We had bought a piece of land with the intention of dismantling the mobile home on it. That meant tons of work and substantial Dumpster fees. (The fact that we got our info on how to take a mobile apart from a YouTube video reflects our level of expertise on the matter.) However, a fortuitous offer came along that seemed to resolve all problems—someone wanted to remove the mobile and fix it up. He had done this before, knew how to ready it for removal, and had a company lined up to haul it away.
Perfect, we thought. Man takes trailer for his fixer-upper. We get empty lot to build ours.
But a mobile home is just that—mobile— a designation the DMV is highly interested in. They like to keep track of titles and taxes. Only thing is they lost the title to this one. It must have been surrendered decades ago and even though taxes have been paid and owners have changed since it was first parked on the property, no one can find the title, hence, it is not cleared for removal.
My husband likes the bottom line of things. “So we take it down ourselves,” he says, (an option we later discover is dependent on the missing title). I like to examine all the angles and complexities.
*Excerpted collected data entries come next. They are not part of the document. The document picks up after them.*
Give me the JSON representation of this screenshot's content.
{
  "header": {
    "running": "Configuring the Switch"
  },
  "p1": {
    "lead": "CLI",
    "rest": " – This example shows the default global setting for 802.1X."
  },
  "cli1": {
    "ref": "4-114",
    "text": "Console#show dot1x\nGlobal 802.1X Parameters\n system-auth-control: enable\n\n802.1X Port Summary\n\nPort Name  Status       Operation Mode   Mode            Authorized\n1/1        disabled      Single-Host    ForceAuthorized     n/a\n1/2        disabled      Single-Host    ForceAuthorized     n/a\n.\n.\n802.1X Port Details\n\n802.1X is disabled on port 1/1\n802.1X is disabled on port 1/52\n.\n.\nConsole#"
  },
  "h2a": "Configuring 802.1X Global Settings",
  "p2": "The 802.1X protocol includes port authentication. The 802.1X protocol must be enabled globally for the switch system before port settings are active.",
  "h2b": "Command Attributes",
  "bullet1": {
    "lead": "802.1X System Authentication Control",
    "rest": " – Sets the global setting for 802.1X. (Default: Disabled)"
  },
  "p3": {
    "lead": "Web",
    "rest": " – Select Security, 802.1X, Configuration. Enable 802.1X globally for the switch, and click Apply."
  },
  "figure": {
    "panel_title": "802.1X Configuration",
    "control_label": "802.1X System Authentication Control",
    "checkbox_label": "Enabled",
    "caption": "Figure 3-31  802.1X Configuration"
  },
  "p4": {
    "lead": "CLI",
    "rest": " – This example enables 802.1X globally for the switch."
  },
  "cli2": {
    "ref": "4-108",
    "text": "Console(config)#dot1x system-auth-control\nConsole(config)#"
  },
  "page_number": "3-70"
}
Besides, I’ve already put away my safety glasses and leather gloves and warmed up to the image of seeing it drive off into the sunset on the back of a flatbed, so I’m trying to finagle ways Kenny can have his trailer and I won’t be liable if it falls apart on the highway.
Bob dons his coat. Enough of “I think-you think.” He’s decided to risk the sleet warning and spend the day at however many county offices he’ll have to visit in order to get to the bottom of this matter.
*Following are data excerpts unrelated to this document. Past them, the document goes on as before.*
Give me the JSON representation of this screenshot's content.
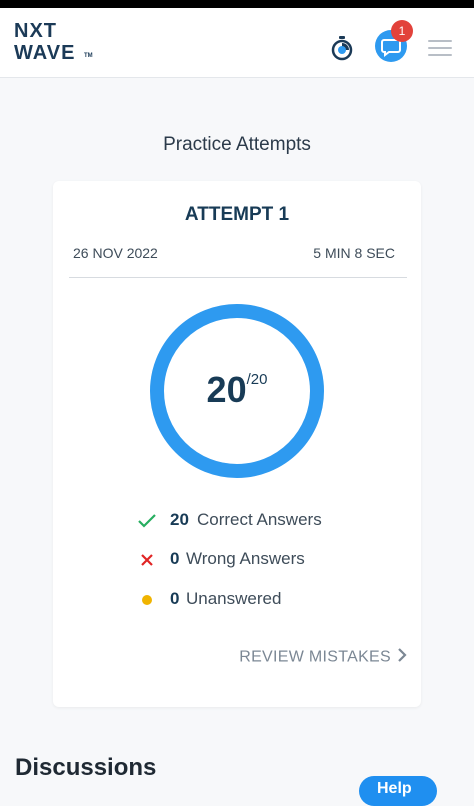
{
  "header": {
    "logo_line1": "NXT",
    "logo_line2": "WAVE",
    "logo_tm": "TM",
    "notification_count": "1",
    "icons": [
      "timer-icon",
      "chat-icon",
      "hamburger-menu-icon"
    ]
  },
  "section_title": "Practice Attempts",
  "attempt": {
    "title": "ATTEMPT 1",
    "date": "26 NOV 2022",
    "duration": "5 MIN 8 SEC",
    "score": "20",
    "total": "/20",
    "progress_fraction": 1.0,
    "stats": {
      "correct": {
        "value": "20",
        "label": "Correct Answers"
      },
      "wrong": {
        "value": "0",
        "label": "Wrong Answers"
      },
      "unanswered": {
        "value": "0",
        "label": "Unanswered"
      }
    },
    "review_label": "REVIEW MISTAKES"
  },
  "discussions_title": "Discussions",
  "help_label": "Help",
  "colors": {
    "ring": "#2e9af0",
    "correct": "#27ae60",
    "wrong": "#e02424",
    "unanswered": "#f0b400",
    "primary_text": "#183b56"
  }
}
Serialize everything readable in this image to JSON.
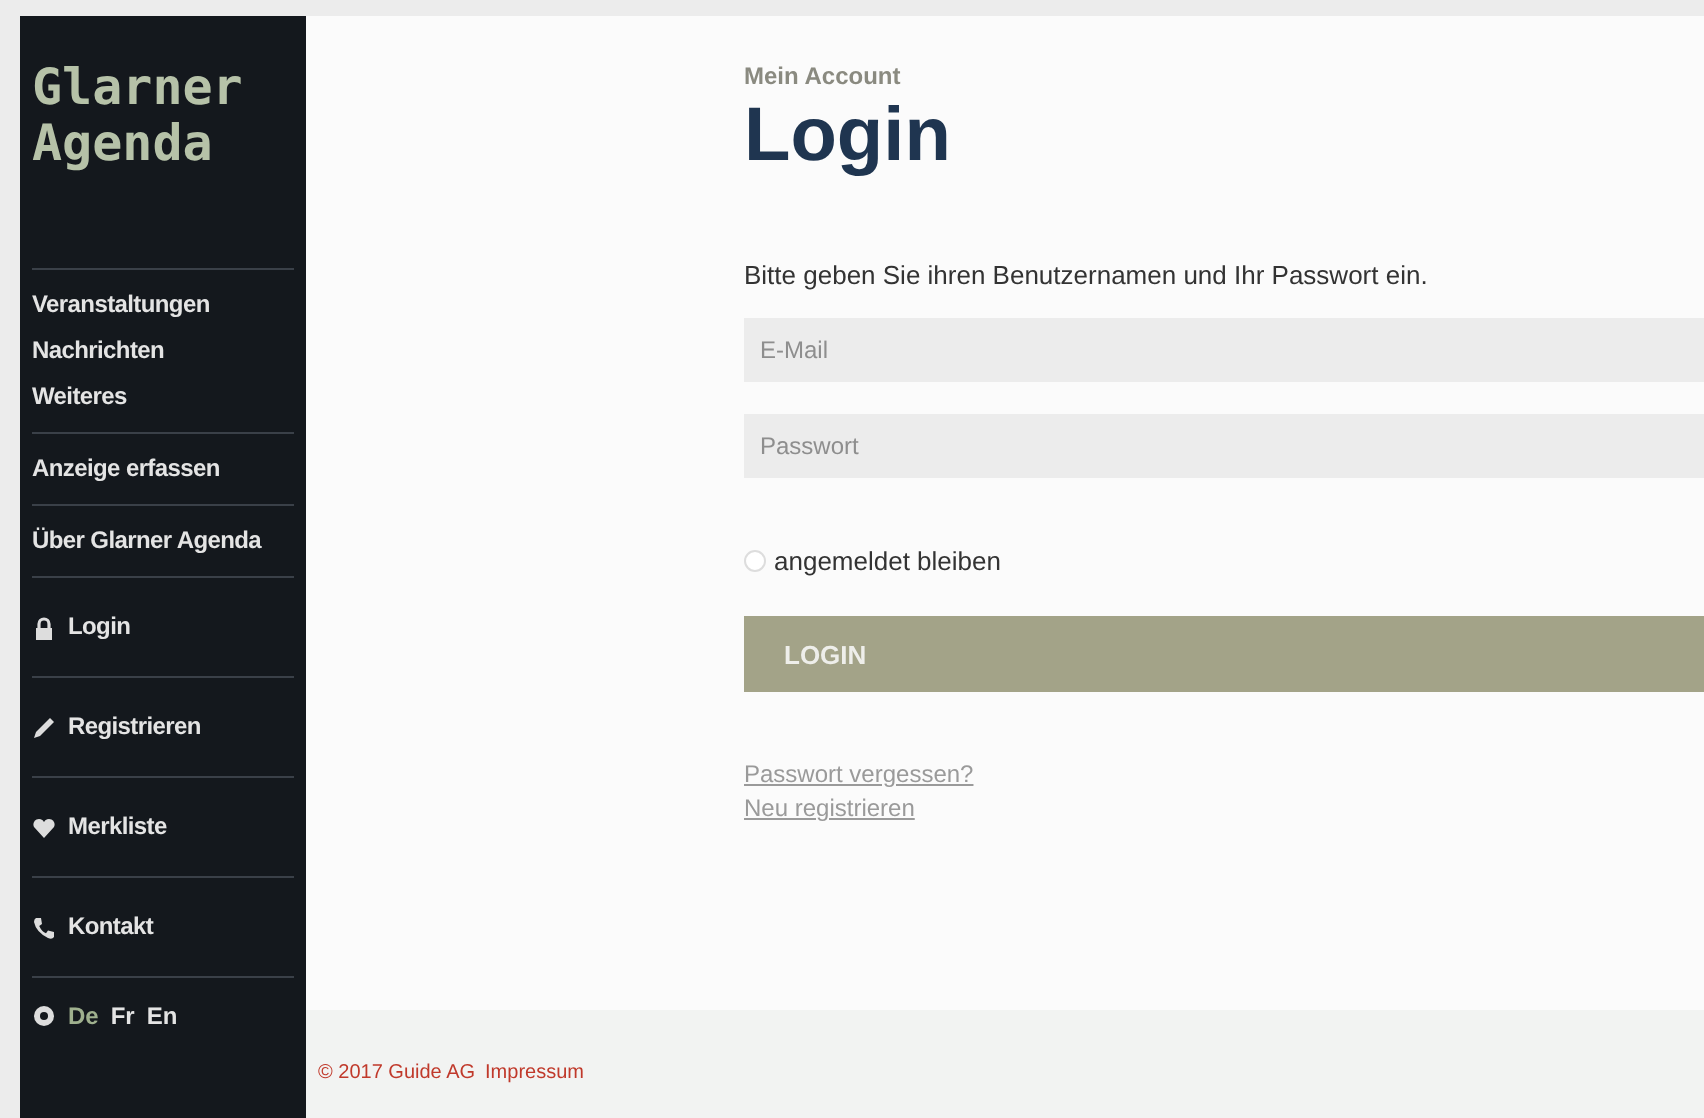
{
  "sidebar": {
    "logo": [
      "Glarner",
      "Agenda"
    ],
    "groups": [
      {
        "items": [
          {
            "label": "Veranstaltungen",
            "kind": "text"
          },
          {
            "label": "Nachrichten",
            "kind": "text"
          },
          {
            "label": "Weiteres",
            "kind": "text"
          }
        ]
      },
      {
        "items": [
          {
            "label": "Anzeige erfassen",
            "kind": "text"
          }
        ]
      },
      {
        "items": [
          {
            "label": "Über Glarner Agenda",
            "kind": "text"
          }
        ]
      },
      {
        "items": [
          {
            "label": "Login",
            "kind": "lock"
          }
        ]
      },
      {
        "items": [
          {
            "label": "Registrieren",
            "kind": "pencil"
          }
        ]
      },
      {
        "items": [
          {
            "label": "Merkliste",
            "kind": "heart"
          }
        ]
      },
      {
        "items": [
          {
            "label": "Kontakt",
            "kind": "phone"
          }
        ]
      }
    ],
    "languages": [
      {
        "label": "De",
        "selected": true
      },
      {
        "label": "Fr",
        "selected": false
      },
      {
        "label": "En",
        "selected": false
      }
    ]
  },
  "main": {
    "breadcrumb": "Mein Account",
    "title": "Login",
    "instruction": "Bitte geben Sie ihren Benutzernamen und Ihr Passwort ein.",
    "email": {
      "placeholder": "E-Mail"
    },
    "password": {
      "placeholder": "Passwort"
    },
    "remember": {
      "label": "angemeldet bleiben",
      "checked": false
    },
    "button": "LOGIN",
    "links": [
      "Passwort vergessen?",
      "Neu registrieren"
    ]
  },
  "footer": {
    "copyright": "© 2017 Guide AG",
    "link": "Impressum"
  }
}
This snag is actually a good reminder for me to keep a positive attitude. Setbacks and difficulties are just that. They are not insurmountable, devil’s-out-to-get-you catastrophes. Somewhere along the line during my youth I picked up the notion that I shouldn’t get too happy if something good happened because something bad was sure to follow and snatch my joy. Smacks of the Asian superstition that if you think (or others say) your baby is beautiful, the devils will notice and do harm.
I’ve traded in that wrong thinking for the words of Proverbs 10:22—The blessing of the Lord makes rich and he adds no sorrow to it. God’s gifts and grace are more than enough and I will enjoy them.
However, I still feel like I’m in one of those old Uncle Wiggily stories I used to read. The narrator would conclude each story with a line like “in case the load of hay doesn’t fall on my puppy-dog and break off his curly tail, I tell you about Uncle Wiggily and the …” or, “in case a cowboy doesn’t come along and take my little pussy cat off to the wild west show, I’ll tell you about Uncle Wiggily and the…”
So, in case a big wind doesn’t come and blow my mobile down, I’ll tell you about how it moved on out and how my very clever, not really mean husband plans to turn an ugly carport into his handsome long awaited garage.
In the joy of the Lord this February day of Leap Year, which my sister has reminded us is her REAL birthday day that she doesn’t have to share with the Feb. 28thers or the March1sters.